According to the surveys on which these weightings are based, we spend almost as much (15.2%) on “recreation and culture”, including everything from computer games to football tickets, as we do on food and energy.
Most people will have difficulty in believing these figures. And they will have particular difficulty when the rise in food and energy prices is forcing them to economise on other spending. Like it or not, we arehaving to spend more on necessities, which is why so many people are suspicious about the official inflation figures.

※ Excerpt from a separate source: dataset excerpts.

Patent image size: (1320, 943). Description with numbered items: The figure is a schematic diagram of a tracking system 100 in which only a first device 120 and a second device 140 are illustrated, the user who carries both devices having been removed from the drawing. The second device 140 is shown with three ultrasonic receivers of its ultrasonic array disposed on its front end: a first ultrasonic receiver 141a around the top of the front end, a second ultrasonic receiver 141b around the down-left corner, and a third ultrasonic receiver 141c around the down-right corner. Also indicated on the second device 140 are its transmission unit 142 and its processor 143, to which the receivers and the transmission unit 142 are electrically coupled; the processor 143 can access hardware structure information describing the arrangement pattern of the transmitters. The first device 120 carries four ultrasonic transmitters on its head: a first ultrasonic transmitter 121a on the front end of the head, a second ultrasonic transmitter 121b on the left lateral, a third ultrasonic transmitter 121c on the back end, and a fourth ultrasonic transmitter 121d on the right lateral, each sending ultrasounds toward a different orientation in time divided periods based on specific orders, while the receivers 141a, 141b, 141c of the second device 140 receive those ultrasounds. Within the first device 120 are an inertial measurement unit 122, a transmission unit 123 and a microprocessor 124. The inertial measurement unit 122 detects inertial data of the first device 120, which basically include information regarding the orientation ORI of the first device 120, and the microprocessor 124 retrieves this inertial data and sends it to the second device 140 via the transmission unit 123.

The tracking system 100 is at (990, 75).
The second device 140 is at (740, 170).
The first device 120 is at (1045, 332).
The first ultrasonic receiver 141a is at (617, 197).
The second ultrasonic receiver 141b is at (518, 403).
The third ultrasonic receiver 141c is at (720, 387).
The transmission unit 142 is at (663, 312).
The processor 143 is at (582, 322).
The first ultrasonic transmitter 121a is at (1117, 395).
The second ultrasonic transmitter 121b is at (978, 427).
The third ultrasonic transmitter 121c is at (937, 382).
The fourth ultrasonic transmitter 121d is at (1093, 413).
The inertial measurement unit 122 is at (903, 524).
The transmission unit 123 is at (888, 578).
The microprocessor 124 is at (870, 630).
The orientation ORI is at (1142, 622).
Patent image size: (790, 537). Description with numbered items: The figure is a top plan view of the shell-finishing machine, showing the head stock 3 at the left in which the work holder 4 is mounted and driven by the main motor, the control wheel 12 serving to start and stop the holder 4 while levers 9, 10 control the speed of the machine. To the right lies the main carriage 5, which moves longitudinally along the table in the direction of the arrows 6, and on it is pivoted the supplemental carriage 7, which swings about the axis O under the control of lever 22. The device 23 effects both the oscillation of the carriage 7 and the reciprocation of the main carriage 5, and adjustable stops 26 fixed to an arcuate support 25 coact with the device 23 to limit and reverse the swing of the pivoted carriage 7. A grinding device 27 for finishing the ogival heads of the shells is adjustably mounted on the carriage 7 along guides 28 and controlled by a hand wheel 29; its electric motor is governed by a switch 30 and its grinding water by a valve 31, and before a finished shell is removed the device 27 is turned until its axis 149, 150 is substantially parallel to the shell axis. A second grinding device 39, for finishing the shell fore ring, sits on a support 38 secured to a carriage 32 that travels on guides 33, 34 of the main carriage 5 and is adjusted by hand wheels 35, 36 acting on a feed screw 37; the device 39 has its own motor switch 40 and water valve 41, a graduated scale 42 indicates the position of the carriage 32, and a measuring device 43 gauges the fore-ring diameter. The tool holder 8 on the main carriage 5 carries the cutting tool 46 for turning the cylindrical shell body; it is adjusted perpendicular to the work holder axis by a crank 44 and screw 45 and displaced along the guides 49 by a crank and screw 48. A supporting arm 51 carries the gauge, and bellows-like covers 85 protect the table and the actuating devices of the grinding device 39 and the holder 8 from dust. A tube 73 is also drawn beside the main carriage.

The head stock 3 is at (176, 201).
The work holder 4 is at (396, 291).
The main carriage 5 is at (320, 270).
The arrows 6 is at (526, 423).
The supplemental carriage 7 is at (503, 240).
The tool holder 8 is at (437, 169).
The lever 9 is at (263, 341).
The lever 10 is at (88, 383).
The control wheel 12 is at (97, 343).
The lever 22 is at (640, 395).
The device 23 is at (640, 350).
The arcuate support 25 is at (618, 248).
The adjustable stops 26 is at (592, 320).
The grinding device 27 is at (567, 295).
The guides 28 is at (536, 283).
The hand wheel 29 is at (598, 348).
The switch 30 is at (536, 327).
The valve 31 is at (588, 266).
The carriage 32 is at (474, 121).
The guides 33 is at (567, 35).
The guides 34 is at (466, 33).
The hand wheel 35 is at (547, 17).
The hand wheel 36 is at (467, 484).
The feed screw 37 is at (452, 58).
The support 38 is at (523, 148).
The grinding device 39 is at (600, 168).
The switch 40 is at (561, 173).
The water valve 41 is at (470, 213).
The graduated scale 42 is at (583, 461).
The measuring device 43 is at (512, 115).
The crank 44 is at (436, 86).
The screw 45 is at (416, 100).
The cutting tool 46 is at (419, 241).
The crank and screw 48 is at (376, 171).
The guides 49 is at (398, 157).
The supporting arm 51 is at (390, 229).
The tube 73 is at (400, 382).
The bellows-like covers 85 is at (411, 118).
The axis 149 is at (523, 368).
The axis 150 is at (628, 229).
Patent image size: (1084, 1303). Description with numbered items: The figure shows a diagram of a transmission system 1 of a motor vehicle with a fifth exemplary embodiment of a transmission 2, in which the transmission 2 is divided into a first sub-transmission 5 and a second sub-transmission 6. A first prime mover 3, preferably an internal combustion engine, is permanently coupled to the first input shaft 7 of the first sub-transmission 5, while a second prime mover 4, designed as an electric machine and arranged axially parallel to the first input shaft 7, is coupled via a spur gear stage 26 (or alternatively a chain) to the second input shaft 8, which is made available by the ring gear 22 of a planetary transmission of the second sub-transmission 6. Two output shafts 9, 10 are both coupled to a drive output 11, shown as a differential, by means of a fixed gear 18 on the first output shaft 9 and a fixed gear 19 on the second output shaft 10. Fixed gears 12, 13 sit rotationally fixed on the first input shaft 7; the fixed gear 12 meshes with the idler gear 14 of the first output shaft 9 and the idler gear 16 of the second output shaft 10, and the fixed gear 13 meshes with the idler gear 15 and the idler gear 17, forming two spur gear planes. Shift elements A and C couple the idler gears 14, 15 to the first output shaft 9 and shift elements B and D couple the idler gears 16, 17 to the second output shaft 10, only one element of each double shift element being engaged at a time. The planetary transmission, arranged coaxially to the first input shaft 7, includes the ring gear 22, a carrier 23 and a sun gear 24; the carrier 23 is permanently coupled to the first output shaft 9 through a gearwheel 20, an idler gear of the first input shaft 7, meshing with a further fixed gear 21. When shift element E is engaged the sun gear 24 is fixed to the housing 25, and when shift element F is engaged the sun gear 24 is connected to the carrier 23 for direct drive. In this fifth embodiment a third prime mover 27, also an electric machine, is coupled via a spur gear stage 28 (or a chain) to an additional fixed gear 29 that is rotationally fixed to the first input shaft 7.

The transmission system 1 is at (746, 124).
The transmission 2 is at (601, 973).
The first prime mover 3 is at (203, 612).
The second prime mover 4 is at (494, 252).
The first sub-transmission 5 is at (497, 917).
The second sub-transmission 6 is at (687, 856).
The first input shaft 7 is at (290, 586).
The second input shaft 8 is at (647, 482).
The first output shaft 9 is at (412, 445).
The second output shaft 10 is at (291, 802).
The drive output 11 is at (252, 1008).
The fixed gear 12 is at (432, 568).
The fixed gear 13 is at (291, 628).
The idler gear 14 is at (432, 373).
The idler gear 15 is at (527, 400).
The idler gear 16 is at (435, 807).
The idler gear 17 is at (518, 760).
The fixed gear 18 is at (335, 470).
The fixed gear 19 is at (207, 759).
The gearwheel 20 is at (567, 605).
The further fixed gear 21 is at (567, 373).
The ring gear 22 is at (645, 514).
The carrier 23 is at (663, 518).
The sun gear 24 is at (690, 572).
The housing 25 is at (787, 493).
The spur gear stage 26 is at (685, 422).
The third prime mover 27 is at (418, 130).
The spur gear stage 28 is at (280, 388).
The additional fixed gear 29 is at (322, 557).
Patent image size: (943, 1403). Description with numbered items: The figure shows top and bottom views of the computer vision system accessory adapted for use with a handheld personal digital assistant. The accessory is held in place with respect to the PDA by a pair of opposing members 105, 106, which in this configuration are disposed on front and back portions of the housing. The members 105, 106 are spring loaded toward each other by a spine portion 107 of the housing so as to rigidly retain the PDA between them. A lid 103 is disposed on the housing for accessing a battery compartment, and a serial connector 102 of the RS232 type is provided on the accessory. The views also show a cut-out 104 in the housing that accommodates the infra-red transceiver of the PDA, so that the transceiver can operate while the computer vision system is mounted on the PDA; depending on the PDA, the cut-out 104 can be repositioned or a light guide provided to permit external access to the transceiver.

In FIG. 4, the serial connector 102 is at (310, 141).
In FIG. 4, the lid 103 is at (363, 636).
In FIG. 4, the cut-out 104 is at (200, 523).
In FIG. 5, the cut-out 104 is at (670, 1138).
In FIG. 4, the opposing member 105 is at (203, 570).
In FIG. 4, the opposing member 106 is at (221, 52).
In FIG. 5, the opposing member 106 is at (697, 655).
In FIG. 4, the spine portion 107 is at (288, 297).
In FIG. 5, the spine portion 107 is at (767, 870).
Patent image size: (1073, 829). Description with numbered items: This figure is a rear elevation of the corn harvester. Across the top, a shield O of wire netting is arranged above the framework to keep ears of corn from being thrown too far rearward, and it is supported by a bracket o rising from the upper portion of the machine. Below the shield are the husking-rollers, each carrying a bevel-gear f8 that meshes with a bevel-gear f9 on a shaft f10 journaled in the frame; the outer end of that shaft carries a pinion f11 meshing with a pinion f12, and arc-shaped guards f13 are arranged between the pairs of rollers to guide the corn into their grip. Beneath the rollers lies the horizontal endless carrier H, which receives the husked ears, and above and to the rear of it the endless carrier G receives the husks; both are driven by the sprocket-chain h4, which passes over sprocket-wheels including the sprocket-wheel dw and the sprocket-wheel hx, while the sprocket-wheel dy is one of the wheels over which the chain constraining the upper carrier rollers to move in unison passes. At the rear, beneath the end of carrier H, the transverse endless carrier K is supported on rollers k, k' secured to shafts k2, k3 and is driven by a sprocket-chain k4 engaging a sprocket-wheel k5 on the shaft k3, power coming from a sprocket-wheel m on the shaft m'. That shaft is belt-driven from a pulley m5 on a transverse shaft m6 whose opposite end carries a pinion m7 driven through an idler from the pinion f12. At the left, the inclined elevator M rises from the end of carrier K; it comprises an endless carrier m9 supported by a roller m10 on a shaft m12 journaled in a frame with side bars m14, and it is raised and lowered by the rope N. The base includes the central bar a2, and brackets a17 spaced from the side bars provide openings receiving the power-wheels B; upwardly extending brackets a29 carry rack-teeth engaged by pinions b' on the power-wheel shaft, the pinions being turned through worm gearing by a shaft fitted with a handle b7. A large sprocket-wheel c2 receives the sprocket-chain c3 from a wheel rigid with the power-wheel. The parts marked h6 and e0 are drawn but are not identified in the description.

In fact, government figures do not take into account some of the ways households can economise. “Two for one” and “three for two” offers, for example, now ubiquitous in stores, do not feature in the statisticians’ calculations. Only the selling price of a single item is included. Similarly, if people switch from high-price to lower-priced items, that is not immediately reflected in the figures.
As for Major’s claim, there is a good economic reason that true inflation cannot be 8-10%. If it were, then with average pay growing by less than 4%, the country would now be suffering its biggest consumer recession in history. So far, the evidence is of a squeeze on spending but not a collapse.
That squeeze is consistent with true inflation being something like the 4.6% increase in the retail prices index, which has a pedigree stretching back to the 19th century. It is not consistent with inflation being twice that rate, though that will not stop many people, and some former prime ministers, thinking it is.